Stadtteile, in denen das Licht noch spärlich ist, gelten als gefährlich. Der Kitzel der Unsicherheit treibt den Nachtgänger immer weiter. Ein Abstecher in die Arbeitergegenden, das Scheunenviertel.
"Besonders in den Teilen Berlins, wo die liederlichen Dirnen ihren Wohnsitz aufgeschlagen haben, ist es gerade diese Zeit, welche durch Raufereien oder andere thätliche Auftritte die lebhafteste wird. " (Zitat 7)
Wer ganz Städter sein will, muss sich in der Nacht bewegen können. Nächtliche Straßen gleichen erleuchteten Fluren. Besonders die Flaniermeilen. Berlin wetteifert jetzt mit Paris um nächtliche Schönheit. Die Stadt feiert sich im künstlichen Licht.
"Elektrisches Licht bedeutet Nachtleben. Nachtleben bedeutet Fortschritt. Berlin ist auf dem besten Wege, die fortschrittlichste Stadt in Europa zu werden. " (Zitat 8)
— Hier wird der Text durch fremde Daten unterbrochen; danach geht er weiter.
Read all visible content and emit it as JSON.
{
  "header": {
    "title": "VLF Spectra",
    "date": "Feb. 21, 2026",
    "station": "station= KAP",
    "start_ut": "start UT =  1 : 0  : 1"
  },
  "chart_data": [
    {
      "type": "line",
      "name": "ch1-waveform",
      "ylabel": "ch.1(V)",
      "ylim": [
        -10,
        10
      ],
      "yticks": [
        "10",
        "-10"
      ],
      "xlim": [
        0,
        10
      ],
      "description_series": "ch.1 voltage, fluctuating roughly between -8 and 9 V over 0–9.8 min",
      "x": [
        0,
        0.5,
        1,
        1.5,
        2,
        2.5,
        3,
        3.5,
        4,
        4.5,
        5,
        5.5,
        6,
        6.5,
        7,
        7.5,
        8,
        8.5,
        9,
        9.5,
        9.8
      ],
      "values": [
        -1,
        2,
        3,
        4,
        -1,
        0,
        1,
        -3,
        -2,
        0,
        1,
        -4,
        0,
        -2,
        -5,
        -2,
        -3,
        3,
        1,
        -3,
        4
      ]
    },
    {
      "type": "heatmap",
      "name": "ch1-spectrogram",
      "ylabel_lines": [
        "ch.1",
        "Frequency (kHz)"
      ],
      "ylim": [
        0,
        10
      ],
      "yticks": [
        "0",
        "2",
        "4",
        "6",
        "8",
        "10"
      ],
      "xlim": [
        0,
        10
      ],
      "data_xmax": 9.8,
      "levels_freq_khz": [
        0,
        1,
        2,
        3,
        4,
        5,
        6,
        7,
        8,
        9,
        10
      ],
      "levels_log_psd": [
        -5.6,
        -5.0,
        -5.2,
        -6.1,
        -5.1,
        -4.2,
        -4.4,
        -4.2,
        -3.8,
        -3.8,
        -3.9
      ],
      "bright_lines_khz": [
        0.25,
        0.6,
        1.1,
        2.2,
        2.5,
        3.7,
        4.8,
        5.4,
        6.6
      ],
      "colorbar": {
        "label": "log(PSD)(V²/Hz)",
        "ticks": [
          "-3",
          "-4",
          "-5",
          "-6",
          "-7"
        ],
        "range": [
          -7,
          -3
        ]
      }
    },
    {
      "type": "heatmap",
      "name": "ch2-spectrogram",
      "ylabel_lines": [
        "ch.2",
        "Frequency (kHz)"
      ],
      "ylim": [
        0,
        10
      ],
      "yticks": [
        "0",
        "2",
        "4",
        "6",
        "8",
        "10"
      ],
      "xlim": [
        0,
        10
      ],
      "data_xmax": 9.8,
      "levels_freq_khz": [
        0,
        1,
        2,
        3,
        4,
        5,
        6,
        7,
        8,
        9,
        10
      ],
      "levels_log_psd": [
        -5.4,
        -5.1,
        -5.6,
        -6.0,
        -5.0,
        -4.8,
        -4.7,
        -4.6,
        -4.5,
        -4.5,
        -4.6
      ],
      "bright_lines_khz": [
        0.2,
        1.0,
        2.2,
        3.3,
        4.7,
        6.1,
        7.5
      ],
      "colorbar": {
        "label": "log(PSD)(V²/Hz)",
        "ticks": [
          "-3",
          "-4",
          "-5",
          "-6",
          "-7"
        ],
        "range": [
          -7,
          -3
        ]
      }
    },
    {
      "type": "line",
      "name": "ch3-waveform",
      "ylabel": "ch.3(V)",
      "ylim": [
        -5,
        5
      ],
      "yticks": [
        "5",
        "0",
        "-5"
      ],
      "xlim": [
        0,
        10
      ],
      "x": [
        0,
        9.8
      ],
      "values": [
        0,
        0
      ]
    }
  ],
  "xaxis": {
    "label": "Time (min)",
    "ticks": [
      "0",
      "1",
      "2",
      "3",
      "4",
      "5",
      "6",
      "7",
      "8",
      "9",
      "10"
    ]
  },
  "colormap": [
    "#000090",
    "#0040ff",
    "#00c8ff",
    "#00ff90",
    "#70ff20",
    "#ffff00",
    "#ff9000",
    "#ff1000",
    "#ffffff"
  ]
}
Die Nacht wird zum Symbol dessen, was eine Großstadt ausmacht. Es gibt ganz neue Arten, sich zu Vergnügen. Die Nacht ist eine Bühne. Man zeigt sich in schönen Roben, die jetzt eine größere Wirkung haben. Neben dem Leben auf der Straße eröffnen immer mehr Lokale, Revues, Ballhäuser.
"Das Nachtleben Berlins ist merkwürdig lebhaft. Sollte Paris in dieser Hinsicht überholt sein? Unter den Linden, auf der Friedrichstraße um die Leipziger und Potsdamerstraße herum hört das Getriebe die ganze Nacht nicht auf. Viele Lokale schließen überhaupt nicht. Wenn die letzten Gäste aufbrechen, wird aufgeräumt, und dann ist es Zeit wieder aufzumachen. " (Zitat 9)
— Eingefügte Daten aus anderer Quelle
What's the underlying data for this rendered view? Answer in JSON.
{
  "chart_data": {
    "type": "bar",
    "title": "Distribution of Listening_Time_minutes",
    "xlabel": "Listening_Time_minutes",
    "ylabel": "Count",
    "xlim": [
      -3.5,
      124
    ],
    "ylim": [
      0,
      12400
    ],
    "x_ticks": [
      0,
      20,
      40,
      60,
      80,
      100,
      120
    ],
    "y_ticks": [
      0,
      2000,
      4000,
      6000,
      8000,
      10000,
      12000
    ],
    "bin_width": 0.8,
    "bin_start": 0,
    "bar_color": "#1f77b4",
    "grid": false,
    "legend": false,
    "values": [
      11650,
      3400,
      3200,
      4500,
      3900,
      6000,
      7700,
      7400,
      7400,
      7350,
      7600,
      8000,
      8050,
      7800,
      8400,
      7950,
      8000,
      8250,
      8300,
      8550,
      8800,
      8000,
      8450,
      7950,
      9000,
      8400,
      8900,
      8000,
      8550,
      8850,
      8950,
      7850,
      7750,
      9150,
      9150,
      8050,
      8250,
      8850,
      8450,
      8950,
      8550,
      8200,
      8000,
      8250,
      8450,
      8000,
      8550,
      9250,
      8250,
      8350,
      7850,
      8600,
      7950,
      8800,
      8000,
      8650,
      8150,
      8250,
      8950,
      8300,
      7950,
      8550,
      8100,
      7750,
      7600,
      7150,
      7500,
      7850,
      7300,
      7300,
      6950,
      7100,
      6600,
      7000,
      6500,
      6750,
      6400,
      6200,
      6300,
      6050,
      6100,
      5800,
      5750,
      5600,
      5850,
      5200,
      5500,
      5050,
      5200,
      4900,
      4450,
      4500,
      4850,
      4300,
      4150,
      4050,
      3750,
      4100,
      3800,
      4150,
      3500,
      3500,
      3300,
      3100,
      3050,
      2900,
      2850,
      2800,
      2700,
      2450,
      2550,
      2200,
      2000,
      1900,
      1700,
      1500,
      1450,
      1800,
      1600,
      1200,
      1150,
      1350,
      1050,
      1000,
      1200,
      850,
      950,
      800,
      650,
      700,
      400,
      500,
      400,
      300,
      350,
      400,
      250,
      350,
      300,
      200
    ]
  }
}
Das Bild der schlafenden Stadt löst sich auf. Die Industrialisierung schreitet voran - mit ihr die Schichtarbeit und die Nachtarbeit. Nachts werden Straßen ausgebessert, vom Schmutz des Tages befreit - die so genannte "Berlin Toilette". Die großen Markthallen bunkern Ware; Kneipen öffnen, in denen sich Nachtarbeiter ihre Welt einrichten. Das Licht ermöglicht ein Leben über den Tag hinaus - und in der Tag hinein, die Grenzen verschwimmen.
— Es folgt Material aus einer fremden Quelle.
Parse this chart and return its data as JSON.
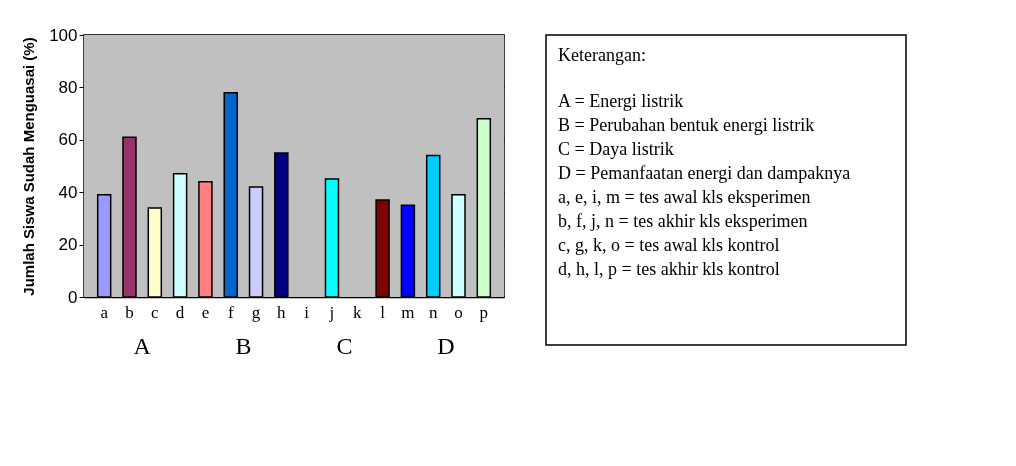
{
  "chart_data": {
    "type": "bar",
    "ylabel": "Jumlah Siswa Sudah Menguasai (%)",
    "categories": [
      "a",
      "b",
      "c",
      "d",
      "e",
      "f",
      "g",
      "h",
      "i",
      "j",
      "k",
      "l",
      "m",
      "n",
      "o",
      "p"
    ],
    "values": [
      39,
      61,
      34,
      47,
      44,
      78,
      42,
      55,
      null,
      45,
      null,
      37,
      35,
      54,
      39,
      68
    ],
    "colors": [
      "#9999ff",
      "#993366",
      "#ffffcc",
      "#ccffff",
      "#ff8080",
      "#0066cc",
      "#ccccff",
      "#000080",
      "#ffff00",
      "#00ffff",
      "#800080",
      "#800000",
      "#0000ff",
      "#00ccff",
      "#ccffff",
      "#ccffcc"
    ],
    "ylim": [
      0,
      100
    ],
    "yticks": [
      0,
      20,
      40,
      60,
      80,
      100
    ],
    "grid": "y",
    "annotations": [
      "A",
      "B",
      "C",
      "D",
      "Keterangan:",
      "A = Energi listrik",
      "B = Perubahan bentuk energi  listrik",
      "C = Daya listrik",
      "D = Pemanfaatan energi dan dampaknya",
      "a, e, i, m = tes awal kls eksperimen",
      "b, f, j, n = tes akhir kls eksperimen",
      "c, g, k, o = tes awal kls kontrol",
      "d, h, l, p = tes akhir kls kontrol"
    ]
  }
}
"Frühmorgens ist die Gegend am Oranienburger Tor einzig in ihrer Art. Von allen Seiten strömen über diesen Knotenpunkt des Verkehrs fleißige Menschen zur Arbeit, mittendurch schreiten voller stolz mit erhobenen Haupte, unnachahmlich frechen Minen, die Koryphäen der Halbwelt. Mehrere Cafés sind schon oder noch offen, Droschken halten davor, hier hinein strömt das Gelichter, um sich über die Erlebnisse der letzten Nacht Bericht zu erstatten. " (Zitat 10)
Berlin erwacht jetzt zwei Mal: Am Morgen zum Arbeiten, am Abend zum Vergnügen. Die neue Begeisterung für die Nacht hat die Kritiker des nächtlichen Ausschwärmens aber nicht verstummen lassen. Straßenmissionare organisieren sich. Sie durchkämmen Kneipen und Straßen - den Nachtschwärmer im Visier. Die Verfechter der alten Ordnung ziehen mit einem moralischen Feldzug gegen das nächtliche Amüsement. Um 23.00 Uhr noch unterwegs auf der anrüchigen Friedrichstraße?
" "Was führt sie hierher? - Folgen Sie einer sinnlichen Erregung? Wissen sie auch was die Folge sein wird, wenn sie hier einkehren? " (Zitat 11)
Alte Ängste werden geweckt. Die Nacht als Hort des Bösen, der Gefahr und der Sünde. Flugblätter machen die Runde.
"Abends gehen tausende von Nachtfaltern an den Bogenlampen unserer Straße zugrunde. So tut es uns in der Seele weh, wenn auch du dem trügenden Trieb nach flackernde Nachtfreuden folgst. Taghell erleuchten die Lichter unserer Großstadt die Nächte. Du weißt aber doch: Die Nacht ist finster und alles Glanz nur trügerischer Schein. " (Zitat 12)
Die Polizei hat das nächtliche Leben in "gesittete Bahnen" zu lenken, den "Sumpf auszutrocknen". Nach Mitternacht, beobachtet der Polizeidirektor, werde mehr Geld vergeudet und Unfug getrieben. Deshalb: Keine öffentlichen Veranstaltungen mehr nach 24 Uhr. Die Forderung nach Rückzug und der Appell an die Arbeitsmoral:
"Einer durchschwärmten Nacht folgt ein verlorener Tag. " (Zitat 13)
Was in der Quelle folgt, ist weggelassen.